Job cuts have been rumored for months at Siemens Business Services (SBS), the money-losing IT services arm of Siemens. Now they're official: 2,400 over the next two years.
By 2007, Siemens aims to slash costs at SBS by Euro 1.5 billion (US$1.8 billion), with a large chunk of those savings to come from job cuts, the Munich-based manufacturer said Monday.
In addition, the 60 service locations operated by SBS in Germany, the unit's core market, will be consolidated into 20, said Siemens President and Chief Executive Officer (CEO) Klaus Kleinfeld, speaking to journalists in a webcast conference call.
After selling its German hardware maintenance and repair unit Sinitec Vertriebsgesellschaft mbH in March, SBS is now seeking a partner to take over this "product-related service" outside Germany, according to Kleinfeld.
Asked if Siemens would be interested in folding SBS into a joint venture with an international partner, the CEO said the goal is to improve the operating performance of the IT services unit. "Our aim is to strengthen SBS," he said. "Everyone benefits from a stronger SBS."

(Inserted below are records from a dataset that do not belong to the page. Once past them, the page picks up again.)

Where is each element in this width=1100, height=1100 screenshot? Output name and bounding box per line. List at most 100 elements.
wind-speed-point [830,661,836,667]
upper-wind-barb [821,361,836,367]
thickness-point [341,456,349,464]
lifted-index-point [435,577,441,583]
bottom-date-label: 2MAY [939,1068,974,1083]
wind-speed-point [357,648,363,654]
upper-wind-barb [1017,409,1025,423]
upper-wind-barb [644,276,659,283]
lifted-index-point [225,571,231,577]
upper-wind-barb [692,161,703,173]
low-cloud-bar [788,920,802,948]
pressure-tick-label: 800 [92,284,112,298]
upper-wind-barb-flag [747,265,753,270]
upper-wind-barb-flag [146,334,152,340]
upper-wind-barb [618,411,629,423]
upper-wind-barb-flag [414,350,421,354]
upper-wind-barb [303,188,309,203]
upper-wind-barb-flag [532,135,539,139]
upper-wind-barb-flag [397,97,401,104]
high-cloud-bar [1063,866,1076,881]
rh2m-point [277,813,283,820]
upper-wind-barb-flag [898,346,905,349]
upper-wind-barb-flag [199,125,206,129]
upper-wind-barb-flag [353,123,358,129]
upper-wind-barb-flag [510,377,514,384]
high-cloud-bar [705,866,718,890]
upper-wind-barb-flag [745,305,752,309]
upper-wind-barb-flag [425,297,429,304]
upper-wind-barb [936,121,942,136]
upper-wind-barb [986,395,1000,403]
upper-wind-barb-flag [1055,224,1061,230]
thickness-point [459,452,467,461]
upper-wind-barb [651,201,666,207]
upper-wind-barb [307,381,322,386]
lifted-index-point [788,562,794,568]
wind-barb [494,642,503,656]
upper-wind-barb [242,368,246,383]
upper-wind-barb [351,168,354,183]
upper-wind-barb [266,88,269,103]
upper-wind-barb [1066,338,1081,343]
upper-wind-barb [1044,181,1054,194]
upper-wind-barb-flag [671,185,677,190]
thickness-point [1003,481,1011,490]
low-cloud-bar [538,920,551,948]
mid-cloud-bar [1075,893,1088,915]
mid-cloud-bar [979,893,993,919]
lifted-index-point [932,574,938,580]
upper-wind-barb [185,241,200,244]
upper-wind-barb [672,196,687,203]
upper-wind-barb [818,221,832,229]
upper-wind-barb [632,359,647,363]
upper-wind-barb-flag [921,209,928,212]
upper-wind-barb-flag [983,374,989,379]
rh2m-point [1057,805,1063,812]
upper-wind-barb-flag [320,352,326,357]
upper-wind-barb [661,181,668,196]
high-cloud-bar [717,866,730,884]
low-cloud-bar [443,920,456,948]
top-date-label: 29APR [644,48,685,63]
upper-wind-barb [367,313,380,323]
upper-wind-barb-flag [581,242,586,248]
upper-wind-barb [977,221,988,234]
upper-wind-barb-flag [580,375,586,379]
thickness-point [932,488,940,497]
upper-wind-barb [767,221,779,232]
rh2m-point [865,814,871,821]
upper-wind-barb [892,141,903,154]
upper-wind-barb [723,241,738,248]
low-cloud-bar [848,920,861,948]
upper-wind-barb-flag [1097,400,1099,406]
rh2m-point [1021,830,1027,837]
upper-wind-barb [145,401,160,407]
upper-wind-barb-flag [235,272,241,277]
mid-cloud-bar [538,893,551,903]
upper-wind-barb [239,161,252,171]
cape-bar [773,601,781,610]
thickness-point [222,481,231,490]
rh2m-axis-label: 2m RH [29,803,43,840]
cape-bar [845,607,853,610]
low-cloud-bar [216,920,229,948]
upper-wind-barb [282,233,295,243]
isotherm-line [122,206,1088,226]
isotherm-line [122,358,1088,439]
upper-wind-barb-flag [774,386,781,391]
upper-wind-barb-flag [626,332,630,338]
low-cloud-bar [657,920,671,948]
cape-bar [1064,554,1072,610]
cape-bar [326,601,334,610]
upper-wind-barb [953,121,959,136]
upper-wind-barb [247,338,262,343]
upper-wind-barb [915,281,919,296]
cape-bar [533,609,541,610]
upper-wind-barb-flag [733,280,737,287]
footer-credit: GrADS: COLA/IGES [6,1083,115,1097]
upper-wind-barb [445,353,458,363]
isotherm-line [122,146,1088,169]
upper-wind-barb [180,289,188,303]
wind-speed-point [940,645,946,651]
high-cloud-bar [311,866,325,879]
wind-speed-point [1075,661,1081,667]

Siemens also said that Adrian von Hammerstein, the IT service provider's group president, will be replaced by Christoph Kollatz, former head of the Siemens traffic systems division.
Before coming to SBS, von Hammerstein was chief executive officer (CEO) of Fujitsu Siemens Computers (Holding), a joint venture between Japan's Fujitsu and Siemens.
Kleinfeld said Siemens is currently looking for a new assignment for von Hammerstein within the group.
Siemens said the company also plans "personnel adjustments" in its loss-making communications division (Comm), which was restructured last year, but provided no details.
Kleinfeld declined to pin a number on the planned job cuts.
The restructuring efforts will focus on the unit's enterprise network division, according to Kleinfeld. This business area has been underperforming largely due to a reluctance of small and medium-size enterprises to invest in new VOIP (voice over Internet Protocol) systems, he said.
Earlier this month, Comm Group President Lothar Pauly, a long-time Siemens employee, decided to leave the company to become CEO of German IT service provider T-Systems International, a unit of German telecommunications company Deutsche Telekom.
The move to restructure SBS and Comm are among several cost-cutting measures that Kleinfeld has instituted in a bid to make the German electronics giant a leaner and meaner company.
"We can only stay a technology leader if we continue to invest in innovation, which we will," Kleinfeld said, pointing to the group's Euro 5 billion budget for R&D (research and development).
Responding to questions about the German elections on Sunday, which ended in a deadlock, Kleinfeld said: "We can't afford to wait for necessary reforms in this country. Companies like Siemens operate in a highly competitive global economy."